ーーが、その魔法はいとも容易く、槍で真っ二つに切り裂かれた。

 二つに割れた球の隙間からキングゴブリンのニヤリとした顔が見えた。瞬間、その表情は困惑へと変わる。

 なんと目の前にエイトが迫っていたのだ。

「ーーおらあっ!」

 腰を捻らせて大きく脚を蹴り上げる。

 その蹴りは油断して力を抜いたキングゴブリンの槍に命中し、槍は弧を描きながら遠ざかっていった。

 なにが起こったかわからない様子で飛ばされた自分の武器に視線を向けるキングゴブリン。

 それが命取りだ。

 俺は続けて、狙いをつけて腹にグーパンをお見舞いする。

ーードガァアアン!!

 洞窟を形成する岩肌に勢いよく叩きつけられたキングゴブリンはその場でズルッと倒れ込む。

 スキルで強化された拳はかなりくるだろう。

 俺の狙いは 最初はなからヤツの持っている槍をどうにかすること。

 ファイヤーボールで視界を塞ぎ、その隙に超加速で眼前まで移動。俺のとっておきの魔法を防いだ、と思わせて油断したところを魔人から奪ったスキルーー体術で仕留める。完璧な作戦だな。

 脅威である槍さえなければ、後はどうにでもなる。

 さすがに一発、食らわしただけだとまだ立ち上がるだろうが......あれ?

 キングゴブリンは死にかけの魚のような目をしながら、天を仰いで浅い呼吸をしていた。まさに虫の息だ。
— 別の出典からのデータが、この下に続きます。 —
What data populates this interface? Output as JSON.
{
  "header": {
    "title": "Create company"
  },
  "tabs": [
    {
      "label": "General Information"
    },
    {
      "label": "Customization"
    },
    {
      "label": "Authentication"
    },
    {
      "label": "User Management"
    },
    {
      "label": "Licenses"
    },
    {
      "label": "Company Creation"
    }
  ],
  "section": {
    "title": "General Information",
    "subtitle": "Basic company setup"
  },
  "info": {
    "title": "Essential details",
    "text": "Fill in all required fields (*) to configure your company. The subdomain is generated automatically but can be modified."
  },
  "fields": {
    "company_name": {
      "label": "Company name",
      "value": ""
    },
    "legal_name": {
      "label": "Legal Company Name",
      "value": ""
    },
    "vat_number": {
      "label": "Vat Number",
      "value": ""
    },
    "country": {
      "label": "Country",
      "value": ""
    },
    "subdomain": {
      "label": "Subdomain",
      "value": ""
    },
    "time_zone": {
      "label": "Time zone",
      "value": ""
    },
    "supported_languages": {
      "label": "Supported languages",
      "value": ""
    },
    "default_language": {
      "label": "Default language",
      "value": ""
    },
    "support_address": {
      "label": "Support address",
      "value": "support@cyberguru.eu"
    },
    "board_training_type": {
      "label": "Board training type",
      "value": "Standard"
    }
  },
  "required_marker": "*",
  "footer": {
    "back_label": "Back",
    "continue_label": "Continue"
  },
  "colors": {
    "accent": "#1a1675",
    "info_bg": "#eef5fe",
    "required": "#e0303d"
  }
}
「どうなってる? ......そうか、吸血魔の短剣の効果か!」

 最初に傷をつけてからかなり時間が経っていたからダメージが蓄積されていたんだ!

 戦闘が長引けば長引くほど俺の短剣の効果は真価を発揮する。すげえぞ、これは。できればすぐに終わらせて帰りたいけど。

 エイトはトドメを刺そうと近づく。

「まさか、演技とかじゃないよな? そんなせこいことしないよな?」 ※お前が言うな。

「マタ......カ。オマエ、ダケハ......」

 また? お前だけは? 一体、何をーー


 !! そうか、こいつ。あの時の傷だらけのゴブリンか!!

 だから俺は川でレベルアップしなかったんだ、こいつがまだ死んでなかったから!!

 あの日の謎がようやく解けた。

「お前も死にかけて強くなったんだな。ある意味、俺と同じか」

 これは親近感? それとも同情か?

 ゼーゼーという呼吸する音だけが森を包む。もう話す力すらないらしい。

「悪いが俺もやることができたんだ。お前のスキルを貰っていくぞ」

 キングゴブリンは最後まで俺を睨んでいた。


ーーグサッ!!


『レベルが上がりました』

『以下のスキルを取得しました』

-槍術
-殺気感知


「さて、帰るとするか......」

  飛ばされた三叉槍を拾い上げて、俺は静かに森を後にしたーー。